Unveiling Pixtral-12B-2409: Mistral AI’s Latest Multimodal Marvel
Mistral AI has recently unveiled its new multimodal large language model, Pixtral-12B-2409. This cutting-edge model combines text and image processing capabilities to offer unparalleled performance in various applications.
Model Architecture
Pixtral-12B-2409 features a 12-billion-parameter multimodal decoder paired with a 400-million-parameter vision encoder. This combination allows the model to natively process both text and images. The vision encoder is trained from scratch and is versatile enough to handle images of various sizes and aspect ratios, converting them into tokens for each 16x16 patch.
Key Features
- Multimodal Capabilities: The model is trained with interleaved image and text data, enabling it to understand and analyze both mediums effectively.
- Variable Image Sizes: Pixtral can handle images of any size and aspect ratio, processing them at their native resolution.
- Context Window: With a large context window of 128,000 tokens, the model can process multiple images within this window.
- Performance: Pixtral excels in both text-only and multimodal tasks, including instruction following, chart and figure understanding, and document question answering.
Technical Details
Pixtral-12B-2409 boasts a total of 12 billion parameters for the multimodal decoder and 400 million for the vision encoder, summing up to approximately 24GB in size.
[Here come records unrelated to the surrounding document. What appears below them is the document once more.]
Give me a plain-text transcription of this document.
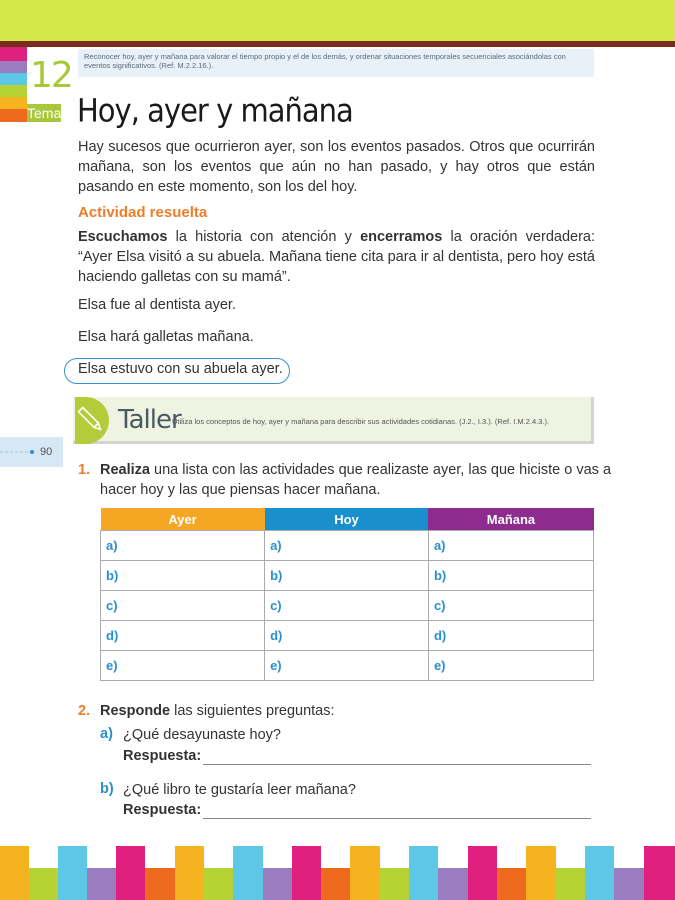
12
Tema
Reconocer hoy, ayer y mañana para valorar el tiempo propio y el de los demás, y ordenar situaciones temporales secuenciales asociándolas con eventos significativos. (Ref. M.2.2.16.).
Hoy, ayer y mañana
Hay sucesos que ocurrieron ayer, son los eventos pasados. Otros que ocurrirán mañana, son los eventos que aún no han pasado, y hay otros que están pasando en este momento, son los del hoy.
Actividad resuelta
Escuchamos la historia con atención y encerramos la oración verdadera: “Ayer Elsa visitó a su abuela. Mañana tiene cita para ir al dentista, pero hoy está haciendo galletas con su mamá”.
Elsa fue al dentista ayer.
Elsa hará galletas mañana.
Elsa estuvo con su abuela ayer.
Taller
Utiliza los conceptos de hoy, ayer y mañana para describir sus actividades cotidianas. (J.2., I.3.). (Ref. I.M.2.4.3.).
90
1. Realiza una lista con las actividades que realizaste ayer, las que hiciste o vas a
hacer hoy y las que piensas hacer mañana.
Ayer	Hoy	Mañana
a)	a)	a)
b)	b)	b)
c)	c)	c)
d)	d)	d)
e)	e)	e)
2. Responde las siguientes preguntas:
a) ¿Qué desayunaste hoy?
Respuesta:
b) ¿Qué libro te gustaría leer mañana?
Respuesta:
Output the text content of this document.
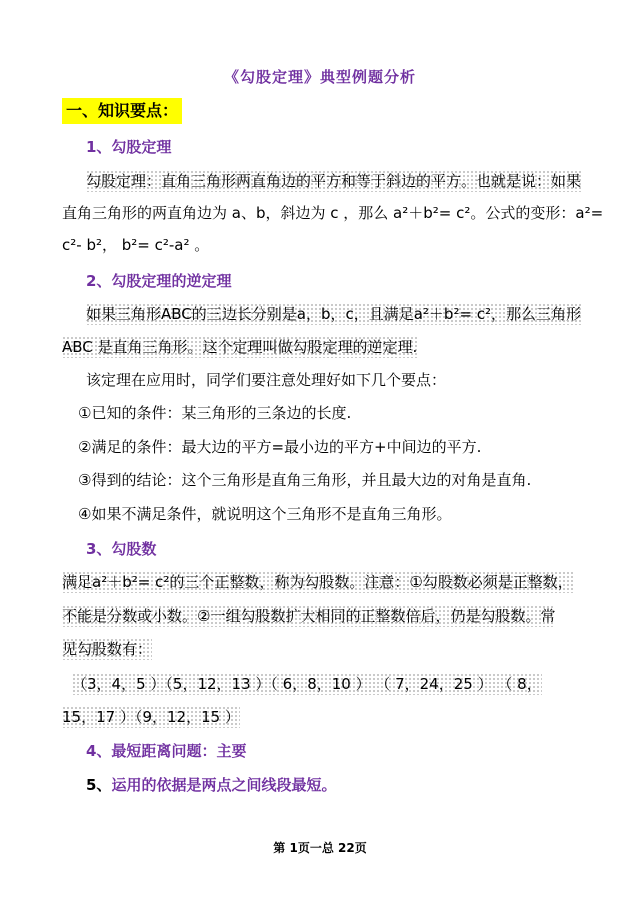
《勾股定理》典型例题分析
一、知识要点：
1、勾股定理
勾股定理：直角三角形两直角边的平方和等于斜边的平方。也就是说：如果
直角三角形的两直角边为 a、b，斜边为 c ，那么 a²＋b²= c²。公式的变形：a²=
c²- b²， b²= c²-a² 。
2、勾股定理的逆定理
如果三角形ABC的三边长分别是a，b，c，且满足a²＋b²= c²，那么三角形
ABC 是直角三角形。这个定理叫做勾股定理的逆定理.
该定理在应用时，同学们要注意处理好如下几个要点：
①已知的条件：某三角形的三条边的长度.
②满足的条件：最大边的平方=最小边的平方+中间边的平方.
③得到的结论：这个三角形是直角三角形，并且最大边的对角是直角.
④如果不满足条件，就说明这个三角形不是直角三角形。
3、勾股数
满足a²＋b²= c²的三个正整数，称为勾股数。注意：①勾股数必须是正整数，
不能是分数或小数。②一组勾股数扩大相同的正整数倍后，仍是勾股数。常
见勾股数有：
（3，4，5 ）（5，12，13 ）（ 6，8，10 ） （ 7，24，25 ） （ 8，
15，17 ）（9，12，15 ）
4、最短距离问题：主要
5、运用的依据是两点之间线段最短。
第 1页一总 22页
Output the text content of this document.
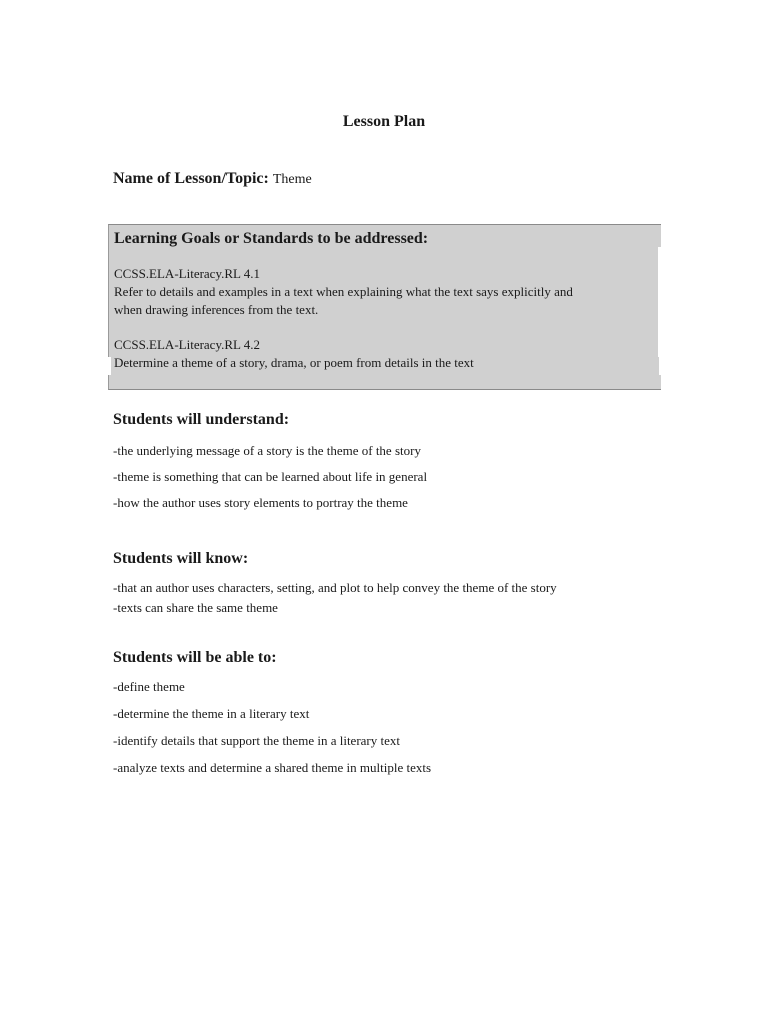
Lesson Plan
Name of Lesson/Topic: Theme
Learning Goals or Standards to be addressed:
CCSS.ELA-Literacy.RL 4.1
Refer to details and examples in a text when explaining what the text says explicitly and
when drawing inferences from the text.
CCSS.ELA-Literacy.RL 4.2
Determine a theme of a story, drama, or poem from details in the text
Students will understand:
-the underlying message of a story is the theme of the story
-theme is something that can be learned about life in general
-how the author uses story elements to portray the theme
Students will know:
-that an author uses characters, setting, and plot to help convey the theme of the story
-texts can share the same theme
Students will be able to:
-define theme
-determine the theme in a literary text
-identify details that support the theme in a literary text
-analyze texts and determine a shared theme in multiple texts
It tokenizes images using a patch size of 16x16 pixels and uses specific tokens to handle different aspect ratios. Released under the Apache 2.0 license, it is free for commercial use.
Benchmarks and Performance
The model performs excellently on various benchmarks, surpassing other models like Qwen2 7B VL, LLaVA-OV 7B, and Phi-3 Vision. Key benchmark scores include:
- 52.5% on the MMMU reasoning benchmark
- 58.0% on Mathvista
- 81.8% on ChartQA
- 90.7% on DocVQA
- 78.6% on VQAv2
Usage and Availability
Pixtral-12B-2409 is accessible via Mistral AI’s platforms, Le Chat and Le Plateforme, and is also available on Hugging Face. While the model supports multiple image formats (PNG, JPEG, WEBP, non-animated GIF), it has a file size limit of 10MB per image and a maximum of 8 images per API request. Currently, fine-tuning the image capabilities is not supported.
Applications
Pixtral-12B-2409 is well-suited for tasks such as image captioning, object counting in photos, OCR, and understanding complex diagrams and documents. It can also process satellite images, making it highly versatile across various domains.
Overall, Pixtral-12B-2409 is a significant advancement in multimodal AI, offering robust performance in both text and image processing tasks.